Open Redirect

Introdução

Open Redirect é uma falha de validação de input que existe quando uma aplicação aceita inputs controlados pelo usuário, sem a sanitização adequada, que fornecem uma URL de um outro site ou aplicação externa ao contexto da aplicação original, que pode ser maliciosa ou controlada por um atacante.

Cenário Vulnerável

Digamos que em nossa aplicação, definirmos que quando um usuário entrar em uma area que é restringida para usuários logados e ele não tiver uma sessão ativa, vamos redirecioná-lo para o Login e, depois de fornecer corretamente as credenciais, deixamos ele acessar a página.

Bem, a tela de login precisa saber para onde redirecionar depois de o login finalizar, para isso, vamos usar um queryParam chamado redirectUrl. Ficaria mais ou menos assim:

O cliente vai em https://company.com.br/perfil para visualizar seu perfil.
A aplicação verifica que ele não está logado, então o redireciona para o login, com o parâmetro para onde deve retornar depois do login:
```
https://company.com.br/login?redirectUrl=https://company.com.br/perfil
```
O usuário insere suas credencias e efetua o login.
A aplicação redireciona o usuário para a URL do parâmetro, no caso, https://company.com.br/perfil.

Agora o que aconteceria se um atacante enviasse o seguinte link para uma vítima:

https://company.com.br/login?redirectUrl=https://company.com.br/perfil

Percebeu a sutil diferença?

O atacante agora está direcionando a vítima para um site com zzz e não o original com zz, sendo este um site falso.

Com isso, ele poderia se passar pelo site oficial, onde coletaria informações adicionais, como cartões de crédito, credenciais, etc.
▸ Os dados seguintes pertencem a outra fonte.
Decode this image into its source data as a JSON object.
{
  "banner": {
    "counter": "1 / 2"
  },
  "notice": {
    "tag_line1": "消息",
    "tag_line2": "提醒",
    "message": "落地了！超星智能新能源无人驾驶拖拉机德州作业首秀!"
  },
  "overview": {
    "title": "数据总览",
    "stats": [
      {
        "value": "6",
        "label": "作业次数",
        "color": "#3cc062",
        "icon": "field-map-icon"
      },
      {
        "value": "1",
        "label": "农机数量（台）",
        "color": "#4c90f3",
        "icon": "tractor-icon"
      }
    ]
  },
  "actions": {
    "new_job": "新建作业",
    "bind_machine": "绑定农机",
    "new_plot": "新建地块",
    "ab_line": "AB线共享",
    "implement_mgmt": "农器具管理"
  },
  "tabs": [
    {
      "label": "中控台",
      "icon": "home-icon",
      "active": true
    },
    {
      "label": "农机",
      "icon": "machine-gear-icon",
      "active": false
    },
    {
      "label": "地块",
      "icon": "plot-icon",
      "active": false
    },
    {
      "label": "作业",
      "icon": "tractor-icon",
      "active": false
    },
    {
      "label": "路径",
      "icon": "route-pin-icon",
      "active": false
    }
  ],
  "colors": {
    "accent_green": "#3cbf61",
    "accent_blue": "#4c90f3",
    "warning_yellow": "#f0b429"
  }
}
Este tipo de problema pode estar em diversos lugares:

java
js

// no backend depois de efetuar uma ação.
return new RedirectView(targetUrl);

// no front depois de executar alguma request ou operação
const queryString = window.location.search;
const params = new URLSearchParams(queryString);

const redirectUrl = params.get('redirectUrl');

window.location.href = redirectUrl

Riscos

Ao permitir que nossas aplicações estejam vulneráveis a Open Redirect, tornamos possível que:

Usuários da aplicação serem vítimas de ataques de phishing.
Usuários da aplicação terem suas credenciais de acesso roubadas.
Exposição de informações sensíveis de usuários da aplicação.
A reputação da empresa ser danificada por estar associada a ataques de phishing aos clientes.
Aplicação de medidas legais em decorrência da exposição de dados pessoais sensíveis dos usuários.

Como Mitigar

Qualquer parâmetro que nossa aplicação recebe como um input ou variável e realiza uma navegação para ela deve possuir as seguintes validações:

URL Interna

Validar se o domínio para a qual vamos redirecionar é permitido por nossa allowlist.

Exemplo: se apenas podemos navegar para links de company.com.br ou company2.com.br, devemos validar o domínio da URL antes de realizar o redirecionamento.

java

// Valida se uma url string pertence a um domínio em específico.
// Exemplo:
//      urlString = "https://subdomain.example.com/"
//      targetDomain = "example.com"
public static boolean isValidDomain(String urlString, String targetDomain) {
    try {
        URI uri = new URI(urlString);
        String host = uri.getHost();

        if (host.startsWith("www.")) {
            host = host.substring(4); // Remove 'www.'
        }

        return host.equalsIgnoreCase(targetDomain);

    } catch (URISyntaxException e) {
        return false;
    }
}

URL Externa

Caso a URL em questão possa, por regra de negócio, ser externa, avisar o usuário em uma modal de confirmação que ele está sendo redirecionado para uma URL externa.